The Pentecost Sermon
The book of Acts records Peter’s sermon as the only Pentecostal sermon (Acts 2:14–40). His mind was enlightened by Holy Spirit so he had a clear understanding of the Scriptures (Luke 24:45). And he spoke to the people in Jerusalem about the prophecies concerning the Messiah and their clear fulfillment in the life and death of Christ. Then, he called the people to Repent and be baptized in the name of Jesus Christ for the remission of sins that they may receive the gift of the Holy Spirit. The book of Acts gives also special attention to his other sermons (Acts 3:12–26; 4:8–12; 10:34–43).
The Miracles of Peter
The apostle Luke recorded that Peter and John, performed a miracle of healing to a lame man from his mother’s womb. At Peter’s command, the man stood up, leaped, and praised God. All the people that saw miracle, glorified the Lord (Acts 3:1–11).
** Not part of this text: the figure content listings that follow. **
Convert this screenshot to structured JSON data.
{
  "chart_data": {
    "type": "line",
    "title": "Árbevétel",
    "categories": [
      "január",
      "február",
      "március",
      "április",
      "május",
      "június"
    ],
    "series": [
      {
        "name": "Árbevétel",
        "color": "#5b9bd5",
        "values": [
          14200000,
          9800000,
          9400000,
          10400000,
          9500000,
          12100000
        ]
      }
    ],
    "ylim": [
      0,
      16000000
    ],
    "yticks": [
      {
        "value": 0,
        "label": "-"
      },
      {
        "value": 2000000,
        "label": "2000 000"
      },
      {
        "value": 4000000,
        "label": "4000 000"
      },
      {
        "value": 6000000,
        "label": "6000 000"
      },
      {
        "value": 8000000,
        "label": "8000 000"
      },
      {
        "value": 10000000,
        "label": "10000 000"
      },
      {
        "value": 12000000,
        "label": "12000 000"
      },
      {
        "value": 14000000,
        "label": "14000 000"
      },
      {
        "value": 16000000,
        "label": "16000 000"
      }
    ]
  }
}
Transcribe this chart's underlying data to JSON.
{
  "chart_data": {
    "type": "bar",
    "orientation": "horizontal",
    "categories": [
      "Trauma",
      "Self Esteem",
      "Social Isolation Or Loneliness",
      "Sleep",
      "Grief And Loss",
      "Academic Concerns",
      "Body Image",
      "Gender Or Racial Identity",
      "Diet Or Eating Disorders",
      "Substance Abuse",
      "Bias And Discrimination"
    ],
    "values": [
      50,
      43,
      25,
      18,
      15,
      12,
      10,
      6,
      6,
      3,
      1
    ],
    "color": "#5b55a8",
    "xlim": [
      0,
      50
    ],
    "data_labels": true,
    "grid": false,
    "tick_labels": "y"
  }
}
Again, Peter by God’s power performed other miracles “so that they brought the sick out into the streets and laid them on beds and couches, that at least the shadow of Peter passing by might fall on some of them” (Acts 5:15).
Also, the apostle healed a man named Aeneas, who had been bedridden eight years and was paralyzed (Acts 9:32-35). But the most remarkable miracle of the apostle was his resurrecting Dorcas from the dead (Act 9:32–41). After this amazing miracle, many believed in the name of Jesus.
Correcting the Church
The apostle played the chief part in rebuking Ananias and Sapphira for their sin (Acts 5:3–11). Through the gift of discernment (1 Corinthians 2:14; 12:10), it was revealed to him that Ananias and Sapphira were lying (John 14:17, 26; 16:13). Ananias was not forced to sell his land but was only required to be honest in bringing the profits that he had promised. For their sin Ananias and Sapphira were smitten by God. And their encounter with the apostle caused a great fear to come upon the early believers.
Preaching to the Gentiles
Peter was led by God through a special vision to preach to the Gentiles and specifically to the house of Cornelius (Acts 10). The Gentiles accepted the Lord Jesus and received the Holy Spirit and the apostle baptized them (verses 44-48). But when Peter went up to Jerusalem, the Jews criticized him for preaching to the Gentiles.
But he answered them saying, “If then God gave the same gift to them as he gave to us when we believed in the Lord Jesus Christ, who was I that I could stand in God’s way?” (Acts 11:17). Convicted of his words, the Jews glorified God, saying, the “Gentiles also God has granted repentance that leads to life” (v. 18).
It is clear that God’s servant had a leading position in the affairs of the early church according to the book of Acts, but he is not mentioned after Acts 15:7 for the focus then was on the apostle Paul.